La décision de l’INPI du 13 septembre 2024 dans l’affaire NL 23-0183 aborde la question cruciale de la mauvaise foi en droit des marques. L’annulation de la marque « POMPON », déposée dans le but de monopoliser un nom associé au célèbre sculpteur François Pompon, illustre l’abus des droits de propriété intellectuelle pour un avantage commercial indu. Cet article analyse le raisonnement juridique, les preuves et les implications de cette décision pour les entreprises opérant dans les secteurs de la propriété intellectuelle et du patrimoine culturel.

Résumé de l’affaire

Contexte

La marque « POMPON », déposée par un exploitant de boutiques de musées, a fait l’objet d’une procédure d’annulation initiée par la société Dixit Arte SAS. Cette dernière a soutenu que l’enregistrement visait à monopoliser le nom « Pompon », associé au sculpteur François Pompon, dont les œuvres appartiennent au domaine public.

Arguments clés

Au cœur de l’affaire se trouvaient des allégations de mauvaise foi. La partie demanderesse a affirmé que le titulaire de la marque cherchait à exploiter le statut de domaine public du nom de François Pompon en imposant des redevances aux autres utilisateurs légitimes. Cette démarche était perçue comme une tentative d’obtenir un contrôle indu sur un nom qui devrait rester accessible à tous les acteurs du secteur artistique et patrimonial. Le déposant a répondu que la marque avait été enregistrée pour protéger l’intégrité de l’héritage de Pompon et garantir des reproductions de haute qualité.

Analyse juridique

Établir la mauvaise foi

L’INPI a fondé sa décision sur l’article L.714-3 du Code de la propriété intellectuelle, qui permet l’annulation des marques déposées de mauvaise foi. Cette analyse exige une évaluation complète de l’intention du déposant au moment du dépôt, conformément à la jurisprudence européenne. Des éléments tels que la connaissance d’utilisations antérieures par des tiers et le contexte général de l’enregistrement sont déterminants pour établir la mauvaise foi.

Rôle des preuves pour démontrer l’intention

Les éléments décisifs incluaient l’activité du déposant en tant que gestionnaire de boutiques de musées à Dijon, ce qui lui donnait un accès direct aux produits de Dixit Arte. De plus, des courriers électroniques proposant des licences payantes ont renforcé l’affirmation selon laquelle l’enregistrement visait délibérément à monétiser un nom essentiel au domaine public. L’argument du déposant concernant la protection de l’héritage de l’artiste a été jugé peu crédible au vu des motivations financières mises en évidence par les preuves.

Décision et implications

Annulation de la marque

L’INPI a conclu que la marque « POMPON » avait été déposée dans l’intention de créer un monopole indu sur un nom appartenant au domaine public. En restreignant l’accès à un terme essentiel à la reproduction et à la vente des œuvres de François Pompon, le déposant a exploité le système de marques de manière contraire à son objectif.

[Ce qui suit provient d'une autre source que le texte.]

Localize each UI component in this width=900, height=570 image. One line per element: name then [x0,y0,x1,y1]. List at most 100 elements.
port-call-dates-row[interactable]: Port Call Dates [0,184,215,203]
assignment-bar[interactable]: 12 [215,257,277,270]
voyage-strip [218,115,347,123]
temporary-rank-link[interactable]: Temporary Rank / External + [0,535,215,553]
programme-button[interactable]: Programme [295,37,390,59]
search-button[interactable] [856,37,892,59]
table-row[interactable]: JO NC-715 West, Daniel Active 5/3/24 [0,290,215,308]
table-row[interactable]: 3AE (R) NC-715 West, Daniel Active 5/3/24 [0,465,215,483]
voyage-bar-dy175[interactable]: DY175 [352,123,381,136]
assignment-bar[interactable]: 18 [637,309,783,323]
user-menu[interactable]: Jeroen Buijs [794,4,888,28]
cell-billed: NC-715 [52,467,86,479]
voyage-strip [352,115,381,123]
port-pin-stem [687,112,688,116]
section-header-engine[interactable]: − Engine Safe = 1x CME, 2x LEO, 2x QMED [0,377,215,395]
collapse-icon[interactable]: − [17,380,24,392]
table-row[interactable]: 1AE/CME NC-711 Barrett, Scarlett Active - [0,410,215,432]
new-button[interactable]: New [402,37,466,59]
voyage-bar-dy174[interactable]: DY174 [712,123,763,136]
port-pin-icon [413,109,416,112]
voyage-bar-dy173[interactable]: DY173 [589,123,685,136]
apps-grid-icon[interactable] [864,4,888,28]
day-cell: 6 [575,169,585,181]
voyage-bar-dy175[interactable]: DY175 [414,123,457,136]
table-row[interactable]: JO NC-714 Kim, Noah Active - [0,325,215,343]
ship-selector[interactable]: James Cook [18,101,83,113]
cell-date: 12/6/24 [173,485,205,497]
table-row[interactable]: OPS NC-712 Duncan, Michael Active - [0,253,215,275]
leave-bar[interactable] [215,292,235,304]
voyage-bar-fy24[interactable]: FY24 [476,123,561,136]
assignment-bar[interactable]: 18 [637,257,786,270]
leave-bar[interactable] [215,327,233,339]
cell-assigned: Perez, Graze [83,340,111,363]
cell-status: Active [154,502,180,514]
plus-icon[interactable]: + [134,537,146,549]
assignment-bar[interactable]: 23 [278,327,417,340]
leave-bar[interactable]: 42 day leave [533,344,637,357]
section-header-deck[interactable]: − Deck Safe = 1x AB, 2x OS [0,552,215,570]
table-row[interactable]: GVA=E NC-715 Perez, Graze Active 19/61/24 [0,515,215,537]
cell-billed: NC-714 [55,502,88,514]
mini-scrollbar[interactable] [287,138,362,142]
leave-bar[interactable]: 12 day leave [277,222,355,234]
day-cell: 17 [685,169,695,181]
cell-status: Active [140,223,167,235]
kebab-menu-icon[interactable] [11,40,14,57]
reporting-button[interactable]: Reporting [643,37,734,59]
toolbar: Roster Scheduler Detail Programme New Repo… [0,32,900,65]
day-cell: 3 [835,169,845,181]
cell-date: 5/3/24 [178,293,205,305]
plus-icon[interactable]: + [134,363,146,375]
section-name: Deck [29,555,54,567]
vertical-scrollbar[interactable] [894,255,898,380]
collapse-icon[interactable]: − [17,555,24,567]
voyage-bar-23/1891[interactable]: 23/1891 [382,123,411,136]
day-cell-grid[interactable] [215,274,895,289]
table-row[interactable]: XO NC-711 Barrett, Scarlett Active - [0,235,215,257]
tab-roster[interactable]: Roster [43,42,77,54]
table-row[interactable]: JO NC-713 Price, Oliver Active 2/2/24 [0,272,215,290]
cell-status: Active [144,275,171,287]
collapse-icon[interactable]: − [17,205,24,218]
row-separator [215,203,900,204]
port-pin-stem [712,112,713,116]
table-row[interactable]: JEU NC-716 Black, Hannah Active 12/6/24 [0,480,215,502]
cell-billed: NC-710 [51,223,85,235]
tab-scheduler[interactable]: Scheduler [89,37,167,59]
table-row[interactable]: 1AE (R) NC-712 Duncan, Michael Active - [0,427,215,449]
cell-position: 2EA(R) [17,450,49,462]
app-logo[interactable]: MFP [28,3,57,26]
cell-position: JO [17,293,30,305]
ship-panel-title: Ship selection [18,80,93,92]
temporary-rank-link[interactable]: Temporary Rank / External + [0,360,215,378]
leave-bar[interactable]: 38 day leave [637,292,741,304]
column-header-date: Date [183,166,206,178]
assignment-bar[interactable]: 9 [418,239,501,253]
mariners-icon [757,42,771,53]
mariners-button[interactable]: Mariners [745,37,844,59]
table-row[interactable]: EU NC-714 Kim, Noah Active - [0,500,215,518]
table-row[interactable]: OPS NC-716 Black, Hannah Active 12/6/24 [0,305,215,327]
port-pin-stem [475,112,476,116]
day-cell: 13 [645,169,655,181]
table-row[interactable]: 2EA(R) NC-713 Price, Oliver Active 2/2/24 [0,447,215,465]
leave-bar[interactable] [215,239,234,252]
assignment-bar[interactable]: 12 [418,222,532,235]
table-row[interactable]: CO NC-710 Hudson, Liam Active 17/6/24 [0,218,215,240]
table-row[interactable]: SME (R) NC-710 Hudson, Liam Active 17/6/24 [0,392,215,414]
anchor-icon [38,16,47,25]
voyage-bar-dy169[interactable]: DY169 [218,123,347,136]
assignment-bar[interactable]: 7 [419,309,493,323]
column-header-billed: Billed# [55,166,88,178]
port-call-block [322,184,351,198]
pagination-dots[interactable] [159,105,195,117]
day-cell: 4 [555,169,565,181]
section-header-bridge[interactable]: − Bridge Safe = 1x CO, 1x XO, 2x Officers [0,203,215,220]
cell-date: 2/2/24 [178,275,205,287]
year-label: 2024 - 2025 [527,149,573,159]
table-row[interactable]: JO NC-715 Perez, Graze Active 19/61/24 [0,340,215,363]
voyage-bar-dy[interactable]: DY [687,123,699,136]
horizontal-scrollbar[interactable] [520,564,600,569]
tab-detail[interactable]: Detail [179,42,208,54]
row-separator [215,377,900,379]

Implications pour les futures demandes de marque

Cette décision souligne la nécessité d’assurer la bonne foi dans les demandes de marque, notamment dans les cas impliquant des éléments du domaine public. Les entreprises doivent faire preuve de diligence raisonnable pour garantir que leurs dépôts respectent les principes d’équité et n’entravent pas les pratiques commerciales légitimes. Ce jugement met également en lumière l’importance de préserver l’accès aux symboles du patrimoine culturel pour tous les acteurs.

Leçons générales de la décision

La protection du domaine public

La décision souligne que les noms liés aux œuvres du domaine public, tels que ceux de François Pompon, doivent rester librement accessibles aux parties prenantes. Les tentatives d’imposer une exclusivité par le biais de l’enregistrement de marques risquent de contrevenir aux principes du droit de la propriété intellectuelle.

Pratiques éthiques en matière de licences

Cette affaire rappelle l’importance de la transparence et de l’équité dans les accords de licence. L’utilisation des marques pour percevoir des redevances sur des noms du domaine public va à l’encontre de l’esprit de la libre concurrence et de l’innovation.

Conclusion

L’annulation de la marque « POMPON » par l’INPI établit un précédent contre les dépôts de mauvaise foi, mettant en avant la nécessité de pratiques éthiques en matière de gestion des droits de propriété intellectuelle. Les entreprises doivent aligner leurs stratégies de marque sur les principes d’équité et de concurrence.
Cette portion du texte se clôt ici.